Israel is trying to convince the international community that Iran's nuclear pursuits are a threat to the region and the world, not just to Israel. Israeli officials repeatedly have said that it's up to the U.S. and Europe to lead efforts to prevent Iran from obtaining an atomic bomb.

But Olmert said last week that Israel would not allow Iran to obtain nuclear weapons.

The U.S., Europe and Israel all believe that Iran is using its civilian nuclear program as a cover to obtain nuclear weapons. Iran has denied the charge.

Olmert told a group of activists from his Kadima party at a meeting on Sunday that Israeli troops would be trained to combat any threat that faces Israel, but he didn't offer any details.

"Our soldiers will be trained to deal with any of the dangers Israel is facing, including the Iranian threat, and we have already begun the work," Olmert was quoted as saying on Monday by the Israeli Internet site YNet.

His comments come just days after Ahmadinejad said that Israel had "lost the reason for its existence" and that it was "disappearing."

Speaking to thousands of Iranians at a rally in Tehran to mark Al-Quds Day, Ahmadinejad warned the Europeans that Israel had "no more benefit" for them. (Al-Quds Day is marked in Iran every year on the last Friday of Ramadan to promote an Islamic claim to Jerusalem.)

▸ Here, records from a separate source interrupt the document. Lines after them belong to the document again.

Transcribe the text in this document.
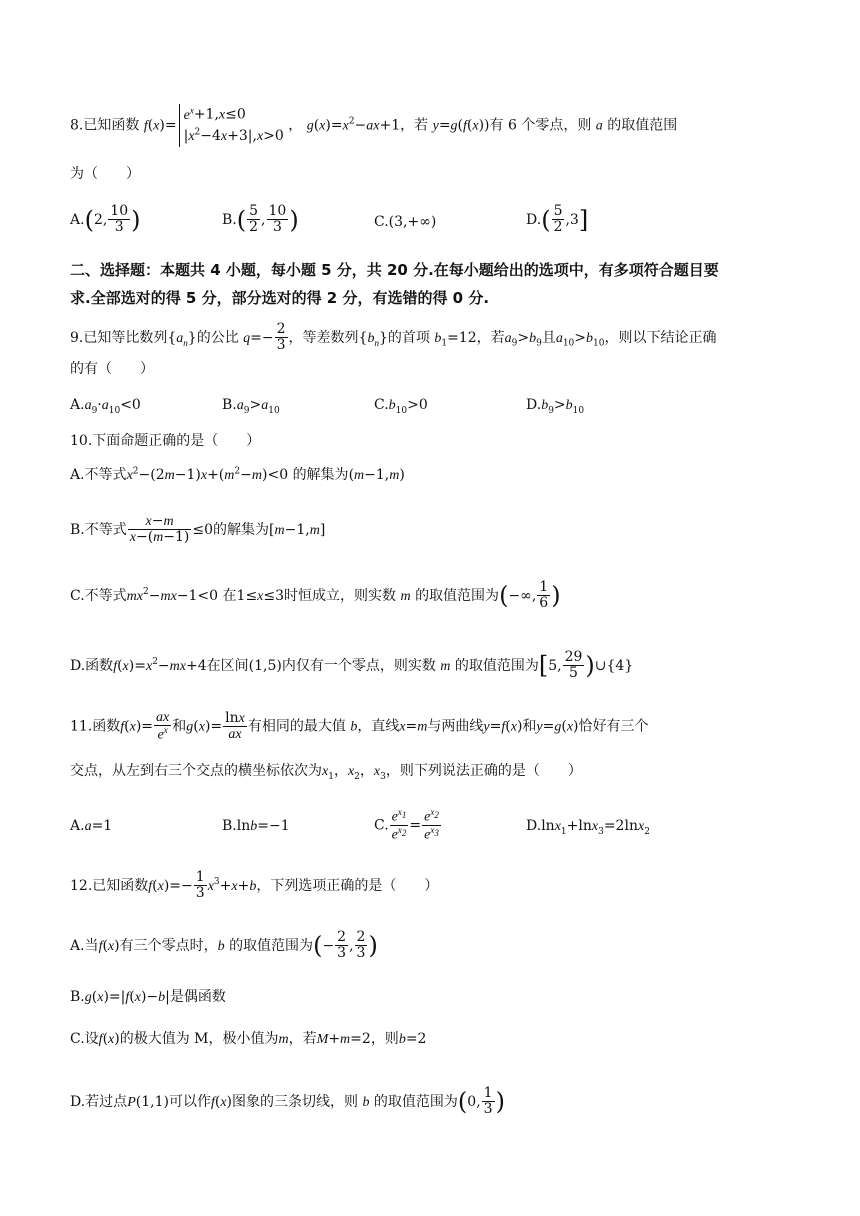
8.已知函数 $f(x)=e^x+1,x\le 0$
$|x^2-4x+3|,x>0$ ， $g(x)=x^2-ax+1$，若 y=g(f(x))有 6 个零点，则 a 的取值范围
为（　　）
A.(2, $\frac{10}{3}$ )	$B.( \frac{5}{2}$ , $\frac{10}{3}$ )	C.(3,+∞)	$D.( \frac{5}{2} ,3]$
二、选择题：本题共 4 小题，每小题 5 分，共 20 分.在每小题给出的选项中，有多项符合题目要
求.全部选对的得 5 分，部分选对的得 2 分，有选错的得 0 分.
9.已知等比数列$\{a_n\}$的公比 $q=- \frac{2}{3}$ ，等差数列$\{b_n\}$的首项 $b_1=12$，若$a_9>b_9$且$a_{10}>b_{10}$，则以下结论正确
的有（　　）
$A.a_9\cdot a_{10}<0$	$B.a_9>a_{10}$	$C.b_{10}>0$	$D.b_9>b_{10}$
10.下面命题正确的是（　　）
A.不等式$x^2-(2m-1)x+(m^2-m)<0$ 的解集为(m−1,m)
B.不等式 $\frac{x-m}{x-(m-1)} \le 0$的解集为[m−1,m]
C.不等式$mx^2-mx-1<0$ 在1≤x≤3时恒成立，则实数 m 的取值范围为(−∞, $\frac{1}{6}$ )
D.函数$f(x)=x^2-mx+4$在区间(1,5)内仅有一个零点，则实数 m 的取值范围为[5, $\frac{29}{5}$ )∪{4}
11.函数$f(x)= \frac{ax}{e^x}$ 和$g(x)= \frac{\ln x}{ax}$ 有相同的最大值 b，直线x=m与两曲线y=f(x)和y=g(x)恰好有三个
交点，从左到右三个交点的横坐标依次为$x_1$，$x_2$，$x_3$，则下列说法正确的是（　　）
A.a=1	B.lnb=−1	C. $\frac{e^{x_1}}{e^{x_2}} = \frac{e^{x_2}}{e^{x_3}}$	D.lnx$_1$+lnx$_3$=2lnx$_2$
12.已知函数$f(x)=- \frac{1}{3} x^3+x+b$，下列选项正确的是（　　）
A.当f(x)有三个零点时，b 的取值范围为(− $\frac{2}{3}$ , $\frac{2}{3}$ )
B.g(x)=|f(x)−b|是偶函数
C.设f(x)的极大值为 M，极小值为m，若M+m=2，则b=2
D.若过点P(1,1)可以作f(x)图象的三条切线，则 b 的取值范围为(0, $\frac{1}{3}$ )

"We have advised the Europeans that the Americans are far away, but you are the neighbors of the nations in this region. We inform you that the nations are like an ocean that is welling up, and if a storm begins, the dimensions will not stay limited to Palestine, and you may get hurt," he said.

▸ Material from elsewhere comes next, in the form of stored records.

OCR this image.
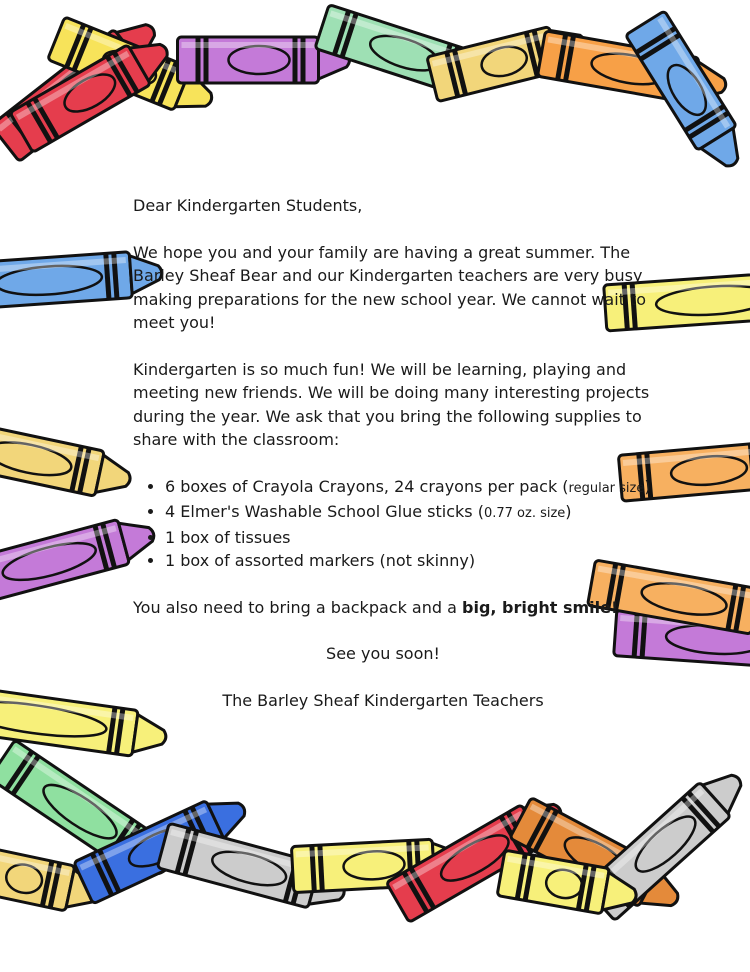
Dear Kindergarten Students,

We hope you and your family are having a great summer. The Barley Sheaf Bear and our Kindergarten teachers are very busy making preparations for the new school year. We cannot wait to meet you!

Kindergarten is so much fun! We will be learning, playing and meeting new friends. We will be doing many interesting projects during the year. We ask that you bring the following supplies to share with the classroom:

• 6 boxes of Crayola Crayons, 24 crayons per pack (regular size)
• 4 Elmer's Washable School Glue sticks (0.77 oz. size)
• 1 box of tissues
• 1 box of assorted markers (not skinny)

You also need to bring a backpack and a big, bright smile!

See you soon!

The Barley Sheaf Kindergarten Teachers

Last year, Ahmadinejad said that Israel should be "wiped off the map," and he has called the Holocaust a "myth."

The international community has been dragging its feet for more than a year in dealing with Iran. The United Nations Security Council has not yet decided on sanctions against Iran after Tehran ignored an August 31 deadline to halt its uranium enrichment -- a process that can be used for nuclear fuel or for producing an atomic bomb.

Israeli Vice Prime Minister Shimon Peres compared Ahmadinejad's recent comments to former German dictator Adolf Hitler, who was responsible for implementing "The Final Solution" a plan intended to rid the world of Jewish people. Six million Jews were killed as a result.

"The man stands up, he calls for the destruction of a country which is a member of the United Nations," Peres said on Sunday.

"He's the only one since Hitler that called openly for genocide, for the elimination of a nation, he called to end the state of Israel, so I think we have to call him by the proper name," said Peres.

Many in the West have expected Israel to bomb Iran's nuclear installations as it did the French-built Iraqi nuclear reactor in 1981. But experts say the situation is much different now.

Iran learned from the Iraqi experience and has spread its nuclear installations around the country, hiding many of them in bunkers underground.

Some experts say that both the U.S. and Israel know that military action against Iran is inevitable. But they say the U.S. is much better equipped to carry out such an operation.

Others say military action wouldn't wipe out Iran's nuclear program but could set it back a number of years.

According to the results of a new poll released by the American Jewish Committee on Sunday, a majority of American Jews support the idea of Israel -- but not the U.S. -- taking military action against Iran.

Fifty-seven percent of those surveyed said they backed Israel taking military action to prevent Iran from obtaining nuclear arms, while 35 percent opposed it. But only 38 percent favored the U.S. using force against Iran while 54 percent said they opposed it.